“We must start before breakfast,” said the Padre.
Supposing the enemy at hand, it really was desirable to know what they were about. So I ended by assenting, with one proviso, to all the Padre’s propositions. The proviso was, that in the interval we received no intelligence sufficiently conclusive of itself, and rendering our reconnaissance superfluous.
CHAPTER XIV.
No intelligence arrived, and early next morning we set out to seek the foe. M. le Tisanier was up betimes to see us off. “Expect to see me return,” said I, “in a state of absolute exhaustion and immense inanition, with heels hanging down over the Padre’s shoulders. In pity have a good dinner ready.”
“I shall be prepared for you,” said M. le Tisanier.
“Of course you feel easy,” said I to the Padre as we went along, “respecting the four Frenchmen.”

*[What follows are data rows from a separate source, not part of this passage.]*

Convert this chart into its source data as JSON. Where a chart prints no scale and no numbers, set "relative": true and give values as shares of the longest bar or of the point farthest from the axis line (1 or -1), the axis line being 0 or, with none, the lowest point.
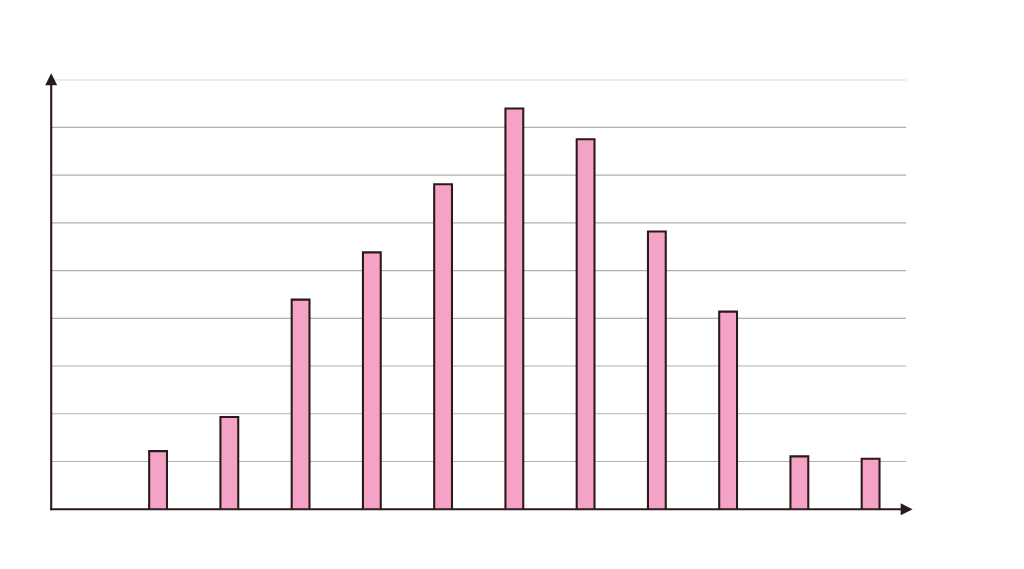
{
  "chart_data": {
    "type": "bar",
    "relative": true,
    "categories": [
      null,
      null,
      null,
      null,
      null,
      null,
      null,
      null,
      null,
      null,
      null
    ],
    "values": [
      0.145,
      0.23,
      0.523,
      0.641,
      0.811,
      1,
      0.923,
      0.693,
      0.493,
      0.132,
      0.126
    ],
    "color": "#f4a3c6",
    "grid": "y",
    "tick_labels": false
  }
}
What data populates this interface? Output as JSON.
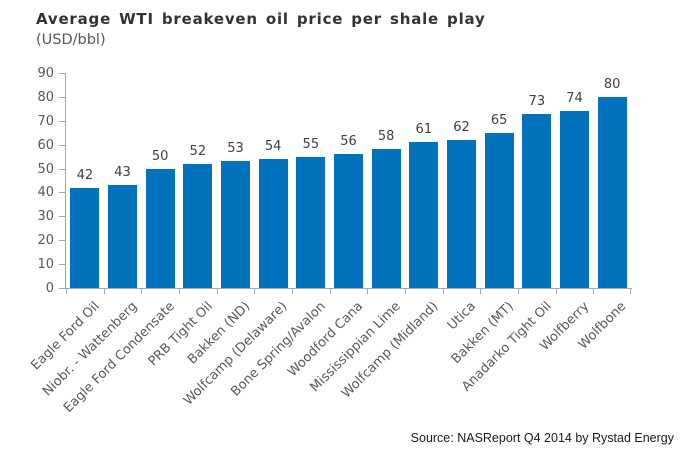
{
  "chart_data": {
    "type": "bar",
    "title": "Average WTI breakeven oil price per shale play",
    "subtitle": "(USD/bbl)",
    "categories": [
      "Eagle Ford Oil",
      "Niobr. - Wattenberg",
      "Eagle Ford Condensate",
      "PRB Tight Oil",
      "Bakken (ND)",
      "Wolfcamp (Delaware)",
      "Bone Spring/Avalon",
      "Woodford Cana",
      "Mississippian Lime",
      "Wolfcamp (Midland)",
      "Utica",
      "Bakken (MT)",
      "Anadarko Tight Oil",
      "Wolfberry",
      "Wolfbone"
    ],
    "values": [
      42,
      43,
      50,
      52,
      53,
      54,
      55,
      56,
      58,
      61,
      62,
      65,
      73,
      74,
      80
    ],
    "xlabel": "",
    "ylabel": "",
    "ylim": [
      0,
      90
    ],
    "ytick_step": 10,
    "grid": false,
    "legend": "none",
    "bar_color": "#0272bc",
    "axis_color": "#a6a6a6",
    "source": "Source: NASReport Q4 2014 by Rystad Energy"
  }
}
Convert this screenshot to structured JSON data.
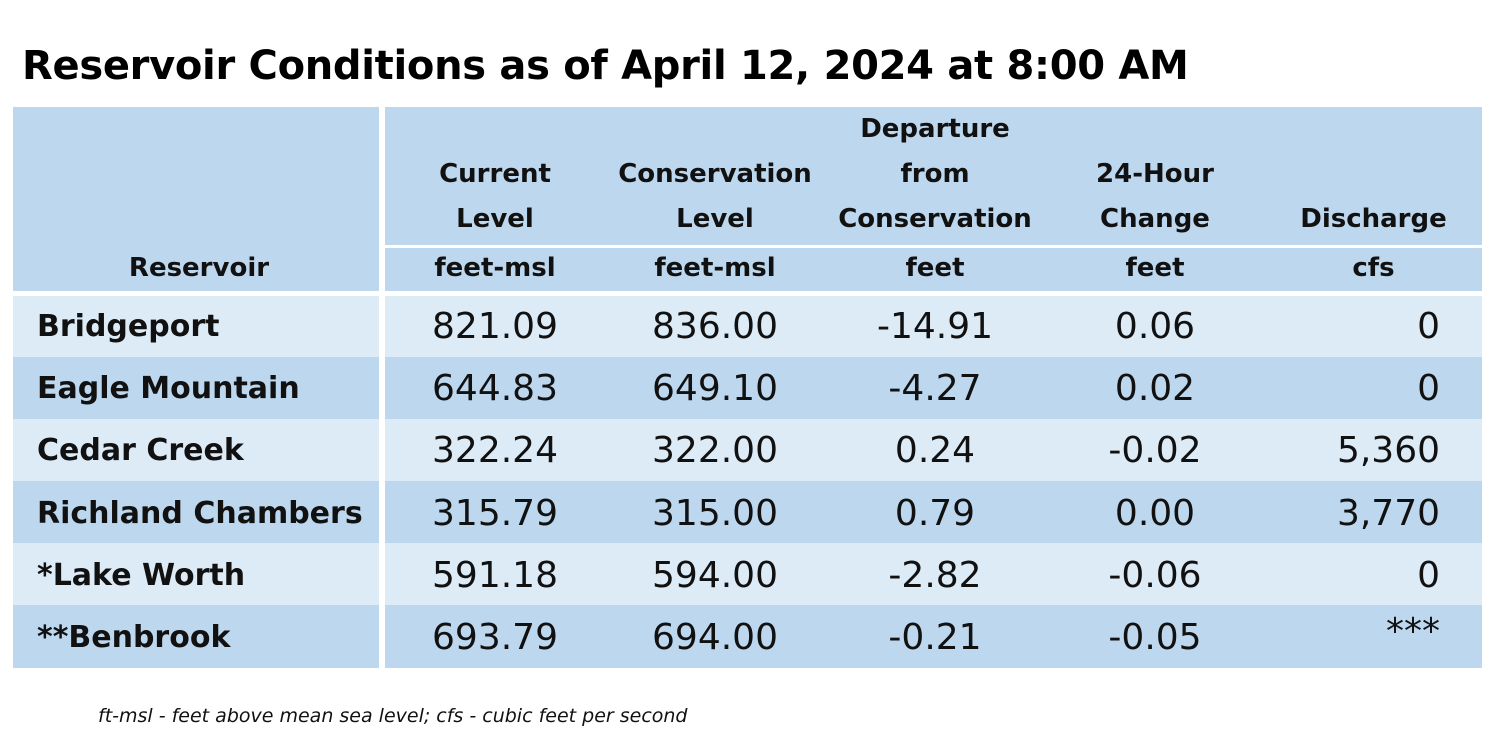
{
  "title": "Reservoir Conditions as of April 12, 2024 at 8:00 AM",
  "table": {
    "header": {
      "reservoir": "Reservoir",
      "current_level": [
        "Current",
        "Level"
      ],
      "conservation_level": [
        "Conservation",
        "Level"
      ],
      "departure": [
        "Departure",
        "from",
        "Conservation"
      ],
      "change_24h": [
        "24-Hour",
        "Change"
      ],
      "discharge": [
        "Discharge"
      ]
    },
    "units": {
      "current_level": "feet-msl",
      "conservation_level": "feet-msl",
      "departure": "feet",
      "change_24h": "feet",
      "discharge": "cfs"
    },
    "rows": [
      {
        "name": "Bridgeport",
        "current": "821.09",
        "conservation": "836.00",
        "departure": "-14.91",
        "change": "0.06",
        "discharge": "0"
      },
      {
        "name": "Eagle Mountain",
        "current": "644.83",
        "conservation": "649.10",
        "departure": "-4.27",
        "change": "0.02",
        "discharge": "0"
      },
      {
        "name": "Cedar Creek",
        "current": "322.24",
        "conservation": "322.00",
        "departure": "0.24",
        "change": "-0.02",
        "discharge": "5,360"
      },
      {
        "name": "Richland Chambers",
        "current": "315.79",
        "conservation": "315.00",
        "departure": "0.79",
        "change": "0.00",
        "discharge": "3,770"
      },
      {
        "name": "*Lake Worth",
        "current": "591.18",
        "conservation": "594.00",
        "departure": "-2.82",
        "change": "-0.06",
        "discharge": "0"
      },
      {
        "name": "**Benbrook",
        "current": "693.79",
        "conservation": "694.00",
        "departure": "-0.21",
        "change": "-0.05",
        "discharge": "***"
      }
    ]
  },
  "footnote": "ft-msl - feet above mean sea level; cfs - cubic feet per second",
  "colors": {
    "header_fill": "#bdd7ee",
    "row_light": "#ddebf7",
    "row_medium": "#bdd7ee"
  }
}
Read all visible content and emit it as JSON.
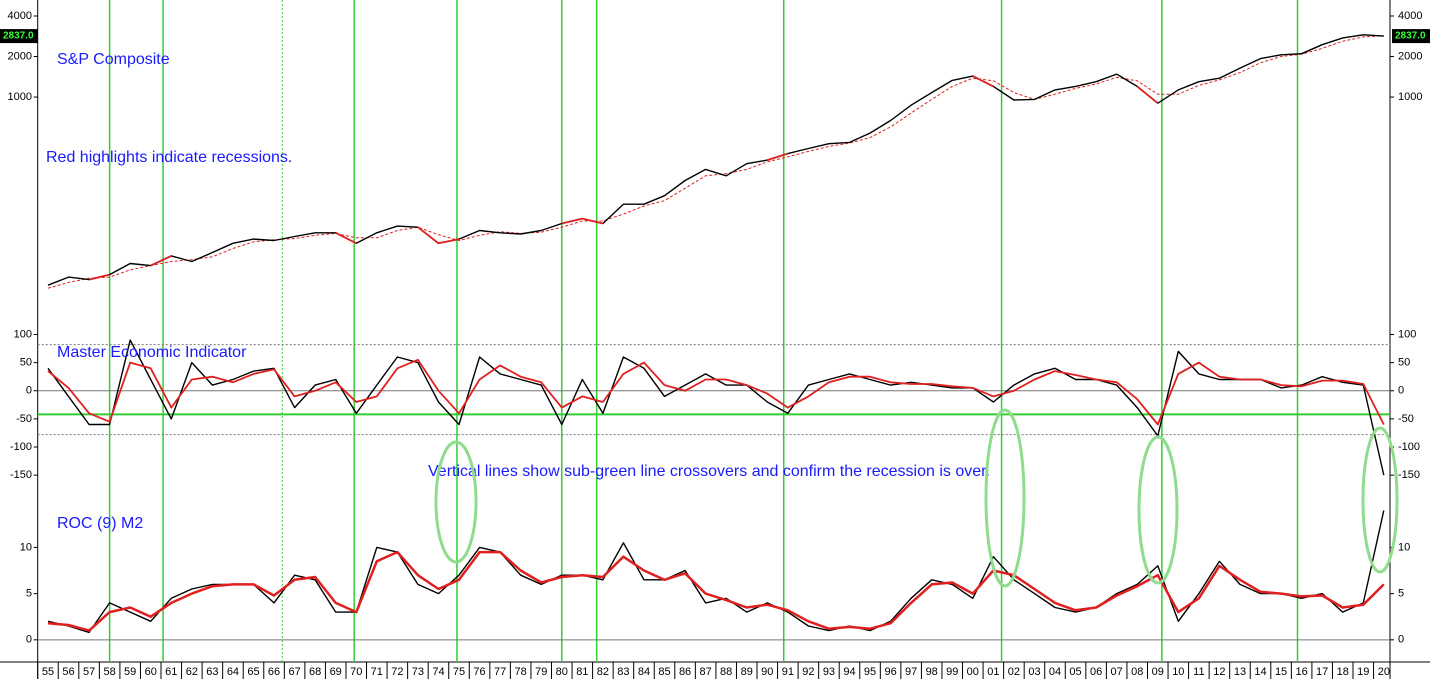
{
  "chart_data": {
    "type": "line",
    "x": [
      1955.5,
      1956.5,
      1957.5,
      1958.5,
      1959.5,
      1960.5,
      1961.5,
      1962.5,
      1963.5,
      1964.5,
      1965.5,
      1966.5,
      1967.5,
      1968.5,
      1969.5,
      1970.5,
      1971.5,
      1972.5,
      1973.5,
      1974.5,
      1975.5,
      1976.5,
      1977.5,
      1978.5,
      1979.5,
      1980.5,
      1981.5,
      1982.5,
      1983.5,
      1984.5,
      1985.5,
      1986.5,
      1987.5,
      1988.5,
      1989.5,
      1990.5,
      1991.5,
      1992.5,
      1993.5,
      1994.5,
      1995.5,
      1996.5,
      1997.5,
      1998.5,
      1999.5,
      2000.5,
      2001.5,
      2002.5,
      2003.5,
      2004.5,
      2005.5,
      2006.5,
      2007.5,
      2008.5,
      2009.5,
      2010.5,
      2011.5,
      2012.5,
      2013.5,
      2014.5,
      2015.5,
      2016.5,
      2017.5,
      2018.5,
      2019.5,
      2020.5
    ],
    "xlim": [
      1955,
      2020.8
    ],
    "xticks": [
      {
        "value": 1955,
        "label": "55"
      },
      {
        "value": 1956,
        "label": "56"
      },
      {
        "value": 1957,
        "label": "57"
      },
      {
        "value": 1958,
        "label": "58"
      },
      {
        "value": 1959,
        "label": "59"
      },
      {
        "value": 1960,
        "label": "60"
      },
      {
        "value": 1961,
        "label": "61"
      },
      {
        "value": 1962,
        "label": "62"
      },
      {
        "value": 1963,
        "label": "63"
      },
      {
        "value": 1964,
        "label": "64"
      },
      {
        "value": 1965,
        "label": "65"
      },
      {
        "value": 1966,
        "label": "66"
      },
      {
        "value": 1967,
        "label": "67"
      },
      {
        "value": 1968,
        "label": "68"
      },
      {
        "value": 1969,
        "label": "69"
      },
      {
        "value": 1970,
        "label": "70"
      },
      {
        "value": 1971,
        "label": "71"
      },
      {
        "value": 1972,
        "label": "72"
      },
      {
        "value": 1973,
        "label": "73"
      },
      {
        "value": 1974,
        "label": "74"
      },
      {
        "value": 1975,
        "label": "75"
      },
      {
        "value": 1976,
        "label": "76"
      },
      {
        "value": 1977,
        "label": "77"
      },
      {
        "value": 1978,
        "label": "78"
      },
      {
        "value": 1979,
        "label": "79"
      },
      {
        "value": 1980,
        "label": "80"
      },
      {
        "value": 1981,
        "label": "81"
      },
      {
        "value": 1982,
        "label": "82"
      },
      {
        "value": 1983,
        "label": "83"
      },
      {
        "value": 1984,
        "label": "84"
      },
      {
        "value": 1985,
        "label": "85"
      },
      {
        "value": 1986,
        "label": "86"
      },
      {
        "value": 1987,
        "label": "87"
      },
      {
        "value": 1988,
        "label": "88"
      },
      {
        "value": 1989,
        "label": "89"
      },
      {
        "value": 1990,
        "label": "90"
      },
      {
        "value": 1991,
        "label": "91"
      },
      {
        "value": 1992,
        "label": "92"
      },
      {
        "value": 1993,
        "label": "93"
      },
      {
        "value": 1994,
        "label": "94"
      },
      {
        "value": 1995,
        "label": "95"
      },
      {
        "value": 1996,
        "label": "96"
      },
      {
        "value": 1997,
        "label": "97"
      },
      {
        "value": 1998,
        "label": "98"
      },
      {
        "value": 1999,
        "label": "99"
      },
      {
        "value": 2000,
        "label": "00"
      },
      {
        "value": 2001,
        "label": "01"
      },
      {
        "value": 2002,
        "label": "02"
      },
      {
        "value": 2003,
        "label": "03"
      },
      {
        "value": 2004,
        "label": "04"
      },
      {
        "value": 2005,
        "label": "05"
      },
      {
        "value": 2006,
        "label": "06"
      },
      {
        "value": 2007,
        "label": "07"
      },
      {
        "value": 2008,
        "label": "08"
      },
      {
        "value": 2009,
        "label": "09"
      },
      {
        "value": 2010,
        "label": "10"
      },
      {
        "value": 2011,
        "label": "11"
      },
      {
        "value": 2012,
        "label": "12"
      },
      {
        "value": 2013,
        "label": "13"
      },
      {
        "value": 2014,
        "label": "14"
      },
      {
        "value": 2015,
        "label": "15"
      },
      {
        "value": 2016,
        "label": "16"
      },
      {
        "value": 2017,
        "label": "17"
      },
      {
        "value": 2018,
        "label": "18"
      },
      {
        "value": 2019,
        "label": "19"
      },
      {
        "value": 2020,
        "label": "20"
      }
    ],
    "vertical_lines": [
      1958.5,
      1961.1,
      1970.4,
      1975.4,
      1980.5,
      1982.2,
      1991.3,
      2001.9,
      2009.7,
      2016.3
    ],
    "dashed_vertical_lines": [
      1966.9
    ],
    "vertical_line_color": "#33cc33",
    "panels": [
      {
        "log": true,
        "ylim": [
          25.3,
          5260
        ],
        "yticks": [
          1000,
          2000,
          4000
        ],
        "annotations": [
          "S&P Composite",
          "Red highlights indicate recessions."
        ],
        "last_value": 2837,
        "last_value_label": "2837.0",
        "series": [
          {
            "color": "#e02020",
            "dashed": true,
            "values": [
              38,
              42,
              45,
              46,
              52,
              56,
              60,
              62,
              65,
              75,
              84,
              87,
              89,
              94,
              97,
              90,
              90,
              102,
              108,
              95,
              86,
              94,
              100,
              97,
              99,
              108,
              120,
              120,
              135,
              155,
              170,
              210,
              260,
              270,
              290,
              330,
              360,
              395,
              430,
              455,
              500,
              600,
              760,
              960,
              1200,
              1380,
              1320,
              1080,
              960,
              1050,
              1160,
              1250,
              1400,
              1320,
              1050,
              1050,
              1220,
              1340,
              1520,
              1800,
              2000,
              2080,
              2300,
              2600,
              2800,
              2850
            ]
          },
          {
            "color": "#000000",
            "values": [
              40,
              46,
              44,
              48,
              58,
              56,
              66,
              60,
              70,
              82,
              88,
              86,
              92,
              98,
              98,
              82,
              98,
              110,
              108,
              82,
              88,
              102,
              98,
              96,
              102,
              115,
              125,
              115,
              160,
              160,
              185,
              240,
              290,
              260,
              320,
              340,
              380,
              415,
              450,
              460,
              540,
              670,
              870,
              1080,
              1330,
              1430,
              1200,
              950,
              960,
              1130,
              1200,
              1300,
              1480,
              1200,
              900,
              1130,
              1300,
              1380,
              1640,
              1930,
              2060,
              2100,
              2450,
              2750,
              2900,
              2837
            ]
          },
          {
            "color": "#e02020",
            "values": [
              null,
              null,
              44,
              48,
              null,
              56,
              66,
              null,
              null,
              null,
              null,
              null,
              null,
              null,
              98,
              82,
              null,
              null,
              108,
              82,
              88,
              null,
              null,
              null,
              null,
              115,
              125,
              115,
              null,
              null,
              null,
              null,
              null,
              null,
              null,
              340,
              380,
              null,
              null,
              null,
              null,
              null,
              null,
              null,
              null,
              1430,
              1200,
              null,
              null,
              null,
              null,
              null,
              null,
              1200,
              900,
              null,
              null,
              null,
              null,
              null,
              null,
              null,
              null,
              null,
              null,
              null
            ]
          }
        ]
      },
      {
        "log": false,
        "ylim": [
          -180,
          140
        ],
        "yticks": [
          100,
          50,
          0,
          -50,
          -100,
          -150
        ],
        "annotations": [
          "Master Economic Indicator",
          "Vertical lines show sub-green line crossovers and confirm the recession is over."
        ],
        "reference_lines": [
          {
            "value": 82,
            "color": "#777777",
            "dashed": true
          },
          {
            "value": -78,
            "color": "#777777",
            "dashed": true
          },
          {
            "value": 0,
            "color": "#777777"
          },
          {
            "value": -42,
            "color": "#33cc33"
          }
        ],
        "series": [
          {
            "color": "#000000",
            "values": [
              40,
              -10,
              -60,
              -60,
              90,
              20,
              -50,
              50,
              10,
              20,
              35,
              40,
              -30,
              10,
              20,
              -40,
              10,
              60,
              50,
              -20,
              -60,
              60,
              30,
              20,
              10,
              -60,
              20,
              -40,
              60,
              40,
              -10,
              10,
              30,
              10,
              10,
              -20,
              -40,
              10,
              20,
              30,
              20,
              10,
              15,
              10,
              5,
              5,
              -20,
              10,
              30,
              40,
              20,
              20,
              10,
              -30,
              -80,
              70,
              30,
              20,
              20,
              20,
              5,
              10,
              25,
              15,
              10,
              -150
            ]
          },
          {
            "color": "#e02020",
            "values": [
              35,
              5,
              -40,
              -55,
              50,
              40,
              -30,
              20,
              25,
              15,
              30,
              38,
              -10,
              0,
              15,
              -20,
              -10,
              40,
              55,
              0,
              -40,
              20,
              45,
              25,
              15,
              -30,
              -10,
              -20,
              30,
              50,
              10,
              0,
              20,
              20,
              10,
              -5,
              -30,
              -10,
              15,
              25,
              25,
              15,
              12,
              12,
              8,
              5,
              -10,
              0,
              20,
              35,
              28,
              20,
              15,
              -15,
              -60,
              30,
              50,
              25,
              20,
              20,
              10,
              8,
              18,
              18,
              12,
              -60
            ]
          }
        ]
      },
      {
        "log": false,
        "ylim": [
          -2.4,
          16
        ],
        "yticks": [
          10,
          5,
          0
        ],
        "annotations": [
          "ROC (9) M2"
        ],
        "reference_lines": [
          {
            "value": 0,
            "color": "#777777"
          }
        ],
        "series": [
          {
            "color": "#000000",
            "values": [
              2,
              1.5,
              0.8,
              4,
              3,
              2,
              4.5,
              5.5,
              6,
              6,
              6,
              4,
              7,
              6.5,
              3,
              3,
              10,
              9.5,
              6,
              5,
              7,
              10,
              9.5,
              7,
              6,
              7,
              7,
              6.5,
              10.5,
              6.5,
              6.5,
              7.5,
              4,
              4.5,
              3,
              4,
              3,
              1.5,
              1,
              1.5,
              1,
              2,
              4.5,
              6.5,
              6,
              4.5,
              9,
              6.5,
              5,
              3.5,
              3,
              3.5,
              5,
              6,
              8,
              2,
              5,
              8.5,
              6,
              5,
              5,
              4.5,
              5,
              3,
              4,
              14
            ]
          },
          {
            "color": "#e02020",
            "width": 2.5,
            "values": [
              1.8,
              1.6,
              1,
              3,
              3.5,
              2.5,
              4,
              5,
              5.8,
              6,
              6,
              4.8,
              6.5,
              6.8,
              4,
              3,
              8.5,
              9.5,
              7,
              5.5,
              6.5,
              9.5,
              9.5,
              7.5,
              6.2,
              6.8,
              7,
              6.8,
              9,
              7.5,
              6.5,
              7.2,
              5,
              4.3,
              3.5,
              3.8,
              3.2,
              2,
              1.2,
              1.4,
              1.2,
              1.8,
              4,
              6,
              6.2,
              5,
              7.5,
              7,
              5.5,
              4,
              3.2,
              3.5,
              4.8,
              5.8,
              7,
              3,
              4.5,
              8,
              6.5,
              5.2,
              5,
              4.7,
              4.8,
              3.5,
              3.8,
              6
            ]
          }
        ]
      }
    ]
  }
}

“No fear about them,” replied the Padre. “They know it is their safety to keep quiet; and if they come to any harm, it will be their own act. If they attempt to move, or even show themselves abroad, they will be shot down luego, luego.”
Our ramble proved well worth taking for its own sake; but we saw no Frenchmen, and very little game. The Padre was fortunate, and bagged a fox. My success was but scanty in respect to hares and partridges. After a long detour through a wild and very thinly inhabited district, and a few calls at scattered cottages or rather hovels, the abode of a rough and noble peasantry, all of whom received the Padre with profound veneration, and me as his companion with high Spanish courtesy, we reached at length a village which we had agreed to make the extreme limit of our excursion. Still obtaining no intelligence, we set out, after resting, on our return. We now, however, took the direct route over the plain, and found our journey homeward far more agreeable than our journey out. There was a point on which I deemed it requisite to obtain information, and the Padre being in a remarkably conversable vein, the present seemed a good opportunity.
“You mentioned,” said I, “that the proprietors of your abode were worthy people. I should be sorry, for their sakes, if the house received damage from the enemy.”
He. “It is not altogether for their sakes that I wish to preserve the house.”